What better to do on a rainy day than play a game of Chain of Command? ………well you don’t have to answer that question as I am sure there are a million other things to be done. However, for a few lads at our club, it meant playing a fantastic game between friends.
Our game was set in Italy in 1943 between a British 8th Army platoon and a German Fallschirmjager platoon. Germans on the defense and Brits on the attack – scenario four from the main rules ‘A delaying Action’. In our game Myself and Tim played the British and Dave and Terry the German lads.
After the patrol phase, the Germans were able to place all three jump-off points either in or close to the village, which in turn allowed them to deploy at least three of their squads into some of the main buildings. On the British side, our patrol phase did not go that well and our three jump of points basically ended up almost back at the start point.
One other difference to the main scenario, I decided to add a few refugees into the mix. Each player had to roll on their respective phase to move them two D6 up the road. The refugees would block fire across the road and block movement down the road until they left the other end of the table. Well, something different, which I thought might create an effect for either player. In the end, it was the British who were not able to bring on their ‘Honey’ light tank to support the advance.
The first few phases of our game did not really see a lot of action but basically a bit of fire and maneuver, with each side trying to gain key terrain that would enable them to dominate the table. For the British we tried to get around the German left flank and into the village, however, the Germans were able to deploy two sections into this area, which stopped our advance. The Germans attempted to charge the British positions twice and were beaten back twice after some very vicious hand-to-hand fighting.
The British tried again on the German right flank, but only after they brought up the ‘Honey’. On this flank, they were more effective and managed to route a German squad and almost capture a jump-off point.
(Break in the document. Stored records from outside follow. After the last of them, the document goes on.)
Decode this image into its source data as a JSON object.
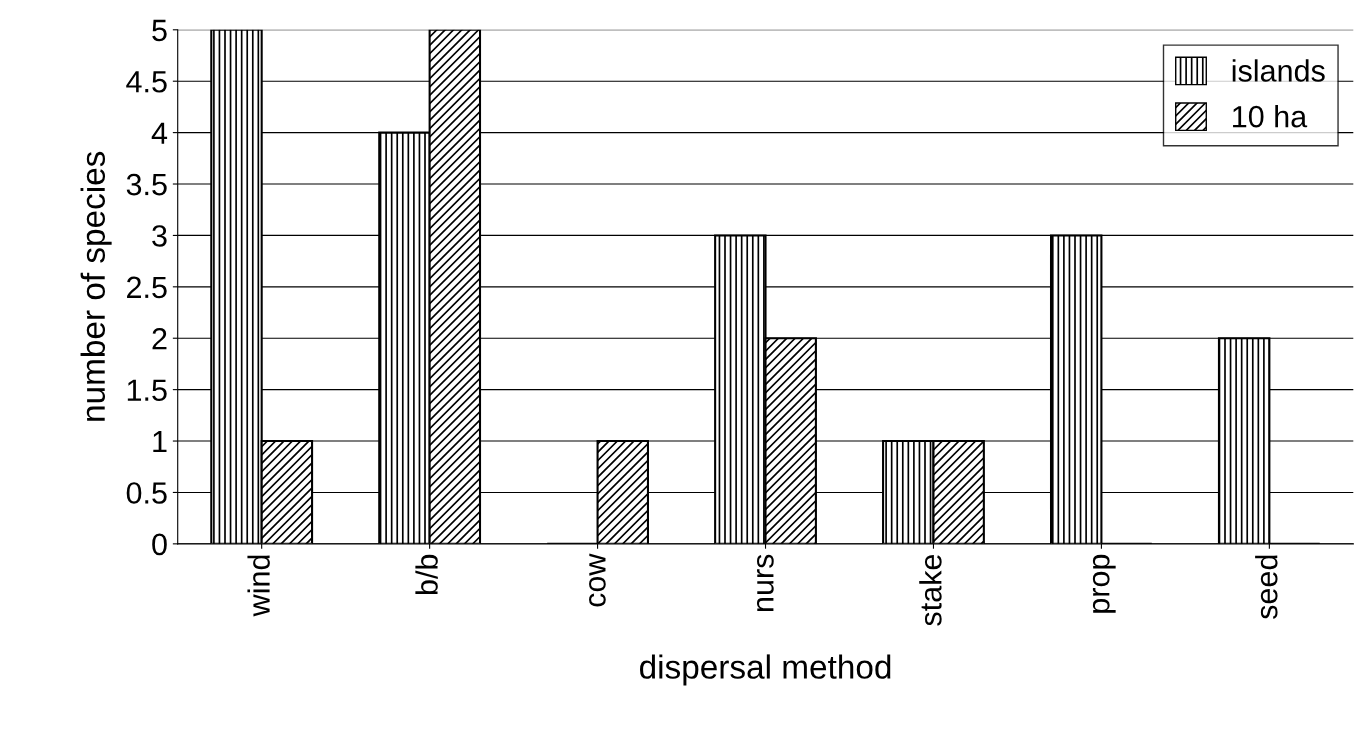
{
  "chart_data": {
    "type": "bar",
    "xlabel": "dispersal method",
    "ylabel": "number of species",
    "categories": [
      "wind",
      "b/b",
      "cow",
      "nurs",
      "stake",
      "prop",
      "seed"
    ],
    "series": [
      {
        "name": "islands",
        "color": "#000000",
        "values": [
          5,
          4,
          0,
          3,
          1,
          3,
          2
        ]
      },
      {
        "name": "10 ha",
        "color": "#000000",
        "values": [
          1,
          5,
          1,
          2,
          1,
          0,
          0
        ]
      }
    ],
    "ylim": [
      0,
      5
    ],
    "yticks": [
      0,
      0.5,
      1,
      1.5,
      2,
      2.5,
      3,
      3.5,
      4,
      4.5,
      5
    ],
    "grid": "y",
    "legend": "top right"
  }
}
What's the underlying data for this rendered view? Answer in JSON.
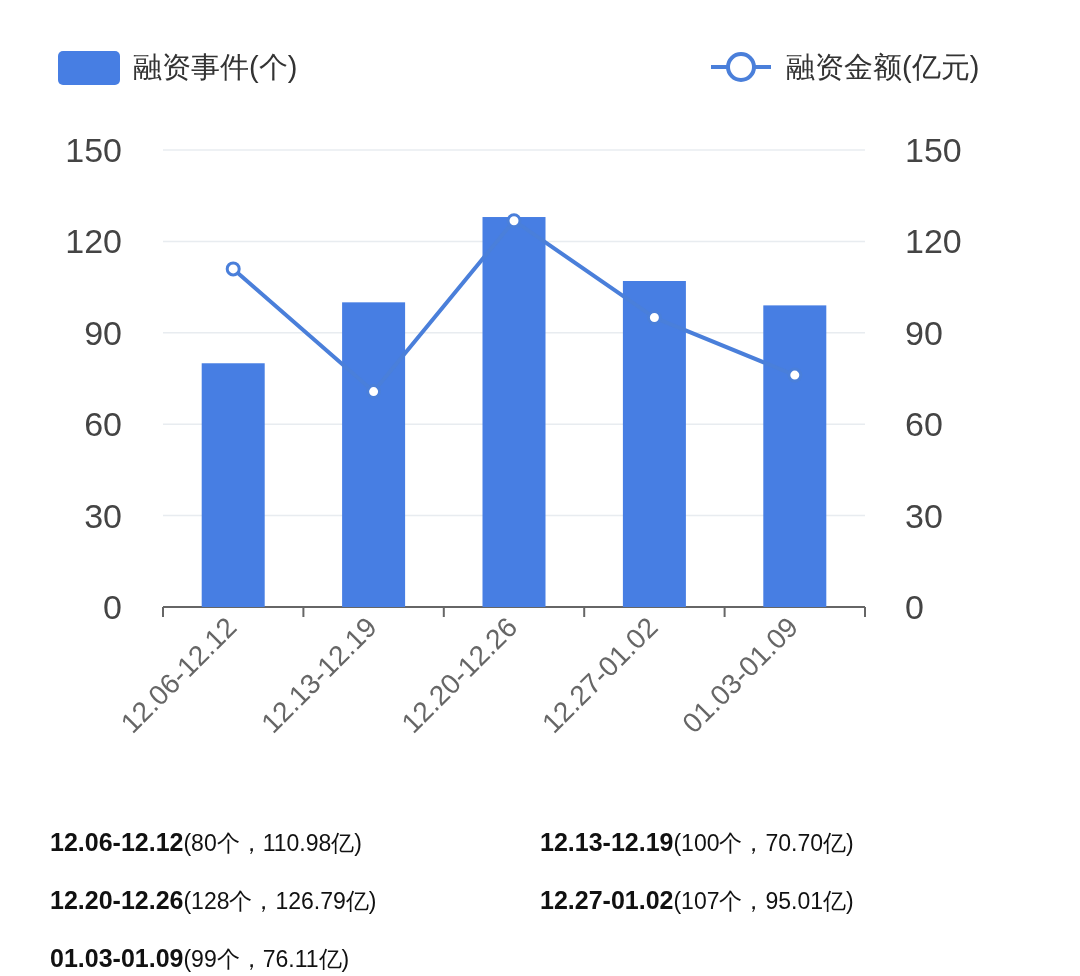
{
  "chart_data": {
    "type": "bar",
    "categories": [
      "12.06-12.12",
      "12.13-12.19",
      "12.20-12.26",
      "12.27-01.02",
      "01.03-01.09"
    ],
    "series": [
      {
        "name": "融资事件(个)",
        "color": "#477ee3",
        "values": [
          80,
          100,
          128,
          107,
          99
        ]
      },
      {
        "name": "融资金额(亿元)",
        "type": "line",
        "axis": "y2",
        "color": "#4a7fda",
        "marker": "circle",
        "values": [
          110.98,
          70.7,
          126.79,
          95.01,
          76.11
        ]
      }
    ],
    "annotations": [
      "(80个，110.98亿)",
      "(100个，70.70亿)",
      "(128个，126.79亿)",
      "(107个，95.01亿)",
      "(99个，76.11亿)"
    ],
    "ylim": [
      0,
      150
    ],
    "yticks": [
      0,
      30,
      60,
      90,
      120,
      150
    ],
    "y2lim": [
      0,
      150
    ],
    "y2ticks": [
      0,
      30,
      60,
      90,
      120,
      150
    ],
    "grid": "y",
    "legend": "top"
  }
}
However, again the German commander was able to hold his ground and with a few lucky shots from their AT rifle were able to force the crew from the ‘Honey’ to bail out. Whilst that was happening, they were also able to fire some well-aimed HE rounds into the last remaining British section with an Ie.18 75mm. This final volley of fire broke the morale of the British and won the battle for the Germans
Well done Dave and Terry for winning the day and for Tim for rolling some magical dice when needed for our British lads. The excellent buildings were made by Phil from Tinned Fruit Buildings. All the figures are from the excellent Perry Miniatures WW2 range and are from my collection.